Esa fue la gota que colmó el vaso. Me puse de pie, no lloré, empaqué mis cosas en diez minutos y salí de la casa. Esa noche, bajo la lluvia torrencial de la ciudad, vagué con mi pequeña maleta. Pero ellos no sabían que, tras mi apariencia sumisa, yo era una exitosa arquitecta de diseño de marcas.
Durante tres años, había acumulado secretamente una cuenta propia de casi 800 millones de dongs de proyectos ocultos. Esa misma noche, envié un correo estratégico al Sr. Tung, un empresario vietnamita-estadounidense y mi cliente más importante. Le propuse un proyecto de resort de lujo con un pago anticipado del 30%. Solo 24 horas después, aceptó. Una suma enorme de varios miles de millones de dongs fluyó a mi cuenta, convirtiéndome en una mujer con suficiente “munición” para un plan audaz.

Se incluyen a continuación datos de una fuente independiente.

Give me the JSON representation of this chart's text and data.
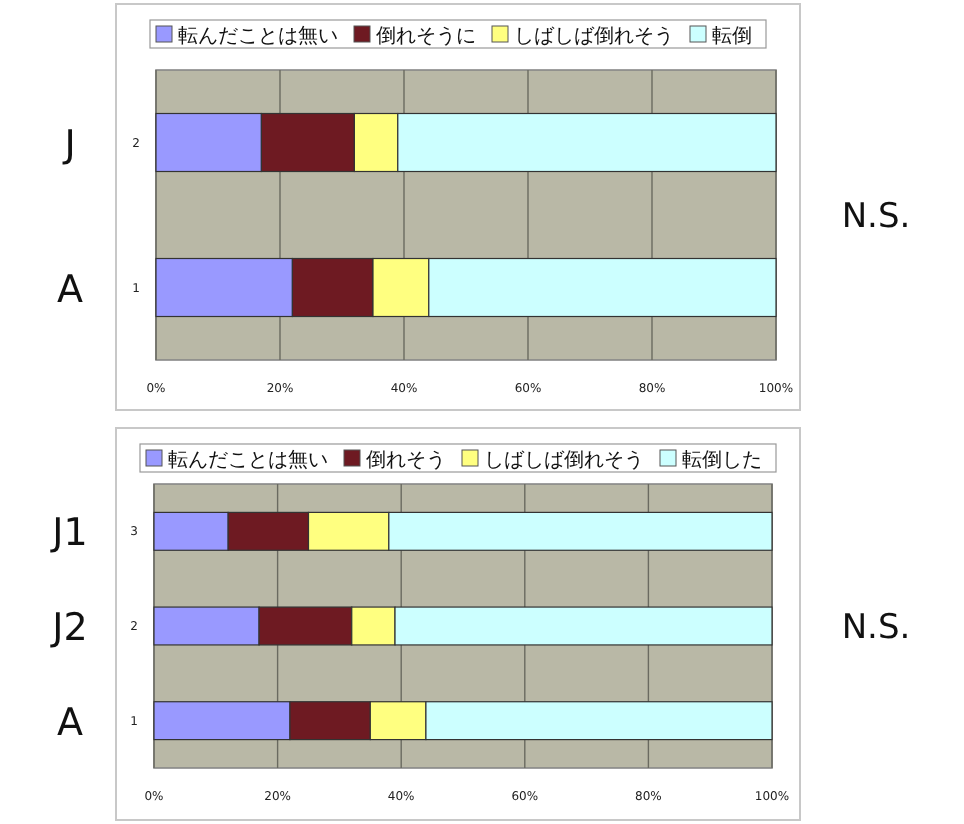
{
  "chart_data": [
    {
      "type": "bar",
      "orientation": "horizontal",
      "stacked": true,
      "legend": "top",
      "grid": "x",
      "categories": [
        "2",
        "1"
      ],
      "xlim": [
        0,
        100
      ],
      "xticks": [
        {
          "value": 0,
          "label": "0%"
        },
        {
          "value": 20,
          "label": "20%"
        },
        {
          "value": 40,
          "label": "40%"
        },
        {
          "value": 60,
          "label": "60%"
        },
        {
          "value": 80,
          "label": "80%"
        },
        {
          "value": 100,
          "label": "100%"
        }
      ],
      "series": [
        {
          "name": "転んだことは無い",
          "color": "#9999ff",
          "values": [
            17,
            22
          ]
        },
        {
          "name": "倒れそうに",
          "color": "#6e1a22",
          "values": [
            15,
            13
          ]
        },
        {
          "name": "しばしば倒れそう",
          "color": "#ffff80",
          "values": [
            7,
            9
          ]
        },
        {
          "name": "転倒",
          "color": "#ccffff",
          "values": [
            61,
            56
          ]
        }
      ],
      "annotations": [
        "J",
        "A",
        "N.S."
      ]
    },
    {
      "type": "bar",
      "orientation": "horizontal",
      "stacked": true,
      "legend": "top",
      "grid": "x",
      "categories": [
        "3",
        "2",
        "1"
      ],
      "xlim": [
        0,
        100
      ],
      "xticks": [
        {
          "value": 0,
          "label": "0%"
        },
        {
          "value": 20,
          "label": "20%"
        },
        {
          "value": 40,
          "label": "40%"
        },
        {
          "value": 60,
          "label": "60%"
        },
        {
          "value": 80,
          "label": "80%"
        },
        {
          "value": 100,
          "label": "100%"
        }
      ],
      "series": [
        {
          "name": "転んだことは無い",
          "color": "#9999ff",
          "values": [
            12,
            17,
            22
          ]
        },
        {
          "name": "倒れそう",
          "color": "#6e1a22",
          "values": [
            13,
            15,
            13
          ]
        },
        {
          "name": "しばしば倒れそう",
          "color": "#ffff80",
          "values": [
            13,
            7,
            9
          ]
        },
        {
          "name": "転倒した",
          "color": "#ccffff",
          "values": [
            62,
            61,
            56
          ]
        }
      ],
      "annotations": [
        "J1",
        "J2",
        "A",
        "N.S."
      ]
    }
  ]
}
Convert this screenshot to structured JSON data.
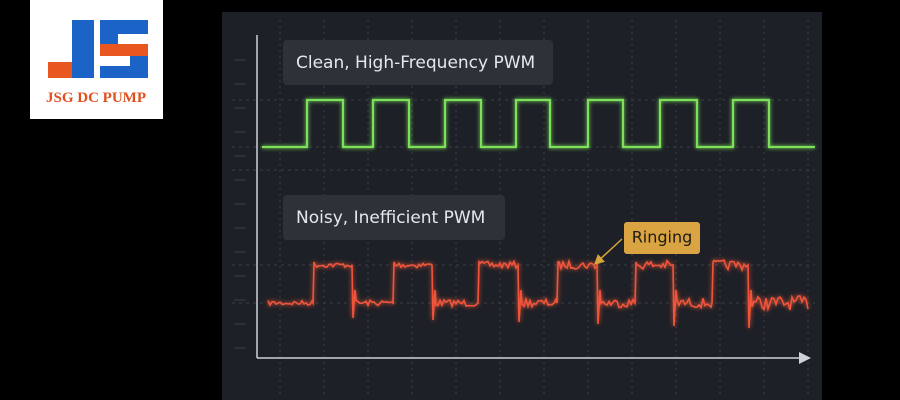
{
  "logo": {
    "text": "JSG DC PUMP"
  },
  "panel": {
    "clean_label": "Clean, High-Frequency PWM",
    "noisy_label": "Noisy, Inefficient PWM",
    "callout": "Ringing"
  }
}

Mi suegra y Quang daban por hecho que yo me había hundido en algún rincón miserable. Pero tres meses después, la villa deteriorada justo al lado de su casa comenzó a ser renovada a toda velocidad. La señora Nga pasaba todos los días curioseando, esperando hacerse amiga del nuevo y rico dueño para ayudar a Quang en su carrera.
El domingo del destino, conduje mi lujoso auto nuevo lentamente por el callejón. Cuando la puerta de madera automática se abrió y bajé con un aire de elegancia y poder, la señora Nga y Quang salieron corriendo, con la boca abierta.
— ¿Mai? ¿Thanh Mai? ¿Qué haces aquí? — tartamudeó la señora Nga, con voz temblorosa.
— Hola, señora. Soy su nueva vecina, espero que nos llevemos bien de ahora en adelante — sonreí con frialdad.
La señora Nga, furiosa, me acusó de tener un “amante rico”, mientras que Quang, arrepentido, comenzó a suplicarme que volviera a “nuestra casa”. Pero solo los miré con vacío. Había comprado esa villa en efectivo, con el mismo cerebro que ellos llamaban “inútil”.
Los días siguientes fueron una tragedia para la familia de la señora Nga. Cada mañana, tenía que verme salir radiante en mi auto, viendo cómo visitantes distinguidos llegaban a mi mansión. Quang fue presionado por su madre para ir a citas a ciegas, pero nadie soportaba a la señora. Él solía pararse bajo mi balcón, rogando por un perdón que nunca llegaría.
Me paré en el balcón del segundo piso, mirando hacia la vieja casa donde una vez fui despreciada. No sentía odio, solo libertad. Mi suegra quería 2 mil millones para construir una casa, y ahora, tendría que vivir toda su vida consumida por la envidia justo al lado de la mansión de la nuera que una vez echó a la calle.
Entré en casa ajena por amor, pero construí mi propio hogar con dignidad. Las tormentas no han terminado del todo, pero sé que de ahora en adelante, nunca más volveré a ser una sombra.